From climate change to responding to the pandemic to relations with the Middle East, President Joe Biden has fundamentally different political priorities than his predecessor. But Biden and Donald Trump fully agree on one point: China is now the only geopolitical rival truly capable of threatening America’s position at the top of the world order.
This is a view shared across all levels of the Biden administration. With that in mind, the White House has launched a strategic review of U.S.-China relations, calling on key administration officials to review U.S. policies toward China and come up with proposals on the future direction to follow. Three different approaches have already started to be sketched out.
The first approach is containment, advocated by extremists within the White House and the national security establishment. This group sees a cold war with China as inevitable, given the number of zero-sum issues facing the two countries, including, but not limited to: the South China Sea, Taiwan, Hong Kong, the Uyghurs and, the most crucial question of all, technology.

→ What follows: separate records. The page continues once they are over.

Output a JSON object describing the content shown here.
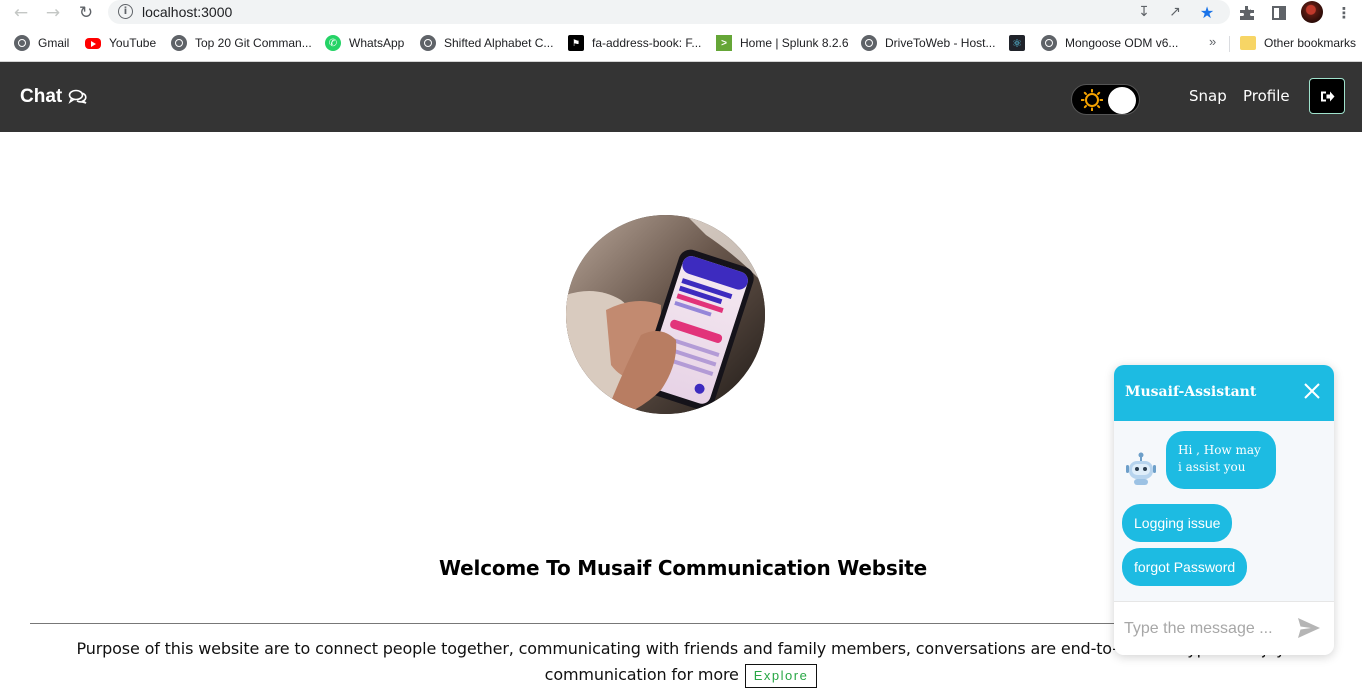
{
  "browser": {
    "url": "localhost:3000",
    "bookmarks": [
      {
        "label": "Gmail",
        "icon": "globe-icon"
      },
      {
        "label": "YouTube",
        "icon": "youtube-icon"
      },
      {
        "label": "Top 20 Git Comman...",
        "icon": "globe-icon"
      },
      {
        "label": "WhatsApp",
        "icon": "whatsapp-icon"
      },
      {
        "label": "Shifted Alphabet C...",
        "icon": "globe-icon"
      },
      {
        "label": "fa-address-book: F...",
        "icon": "font-awesome-icon"
      },
      {
        "label": "Home | Splunk 8.2.6",
        "icon": "splunk-icon"
      },
      {
        "label": "DriveToWeb - Host...",
        "icon": "globe-icon"
      },
      {
        "label": "",
        "icon": "react-icon"
      },
      {
        "label": "Mongoose ODM v6...",
        "icon": "globe-icon"
      }
    ],
    "overflow_chevron": "»",
    "other_bookmarks": "Other bookmarks"
  },
  "navbar": {
    "brand": "Chat",
    "brand_icon": "comments-icon",
    "links": [
      "Snap",
      "Profile"
    ],
    "theme_toggle": "sun-icon",
    "logout_icon": "sign-out-icon"
  },
  "main": {
    "hero_image": "phone-in-hand-image",
    "welcome": "Welcome To Musaif Communication Website",
    "purpose_line1": "Purpose of this website are to connect people together, communicating with friends and family members, conversations are end-to-end encrypted. Enjoy",
    "purpose_line2": "communication for more",
    "explore": "Explore"
  },
  "chatbot": {
    "title": "Musaif-Assistant",
    "greeting": "Hi , How may i assist you",
    "options": [
      "Logging issue",
      "forgot Password"
    ],
    "input_placeholder": "Type the message ...",
    "accent_color": "#1dbbe2"
  },
  "colors": {
    "navbar_bg": "#343434",
    "explore_text": "#28a745"
  }
}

In all of these areas, China’s growing assertiveness has come at the expense of Western influence, especially the United States. This is of particular concern when it comes to 5G and semiconductors, the foundation of the next global economy. According to this view, it is crucial that the United States confront China on an equal footing in all aspects of competition between the great powers.
Trump’s approach could also be described as a ‘hard line’, but there are key differences between Biden’s version of containment and Trump’s. For starters, Team Biden wants to deal with the Chinese threat in coordination with its allies, not unilaterally.
Second, Biden will not just focus on China – he will also invest more in American innovation. This approach is based on the idea that it will not be the aggressive actions of the United States and its allies that bring Beijing to its knees, but rather the policies of state capitalism and the authoritarianism of China itself. , which they consider unsustainable in the long term. given China’s debt and its continued risky investments in developing countries.
The second option is interdependence and is offered primarily by economic decision-makers in the Biden administration. For them, no one will really win if the dispute between the United States and China escalates to the point of fundamentally threatening the global economic and financial architecture.
Instead of falling into a cold war, they want to engage constructively with China, using the existing multilateral architecture, reforming it if possible to better adapt to China, and creating new institutions if necessary. to get China to act more multilaterally.
They see no problem in allowing China to expand its international presence with investment programs like the Belt and Road (the “New Silk Road”) – although roads and other infrastructure works are underway. construction courses are not of as high a quality as one would like, they recognize that China is helping to raise the standard of living of people around the world.
It’s a more “plus-sum” view of the world – one in which everyone can benefit from competition – not surprisingly, coming from people who have studied economics.
And there’s the generic option led by Presidential Climate Envoy John Kerry and senior administration figures who see climate change as the greatest threat to the United States, including China. Instead of promoting a policy of restraint or interdependence, they want the American-Chinese relationship to be at the service of the fight against global warming, a fight that must necessarily include China, the world’s largest broadcaster.
That Kerry has a good working relationship with the Chinese authorities helps, but, in all ways possible, it’s the one that is less clearly articulated. It’s part of this approach, not a bug; for its advocates, the US-China relationship will evolve along the way, as the threat of climate change evolves.
What approach will Biden choose? Knowing Biden and his willingness to seek consensus, it is likely to be a combination of the three, with Biden seeking to empower employees in his administration while moving forward with as many goals as possible over the next several years. .
It makes sense in the short term, but without a comprehensive strategy, the United States will still find itself faced with a China with a fundamentally different set of values and norms and with increasing means of exporting its own worldview. A strategic review of US-China relations is absolutely the right step for policymakers in Washington. The real question is what Washington will do with the review once it is completed.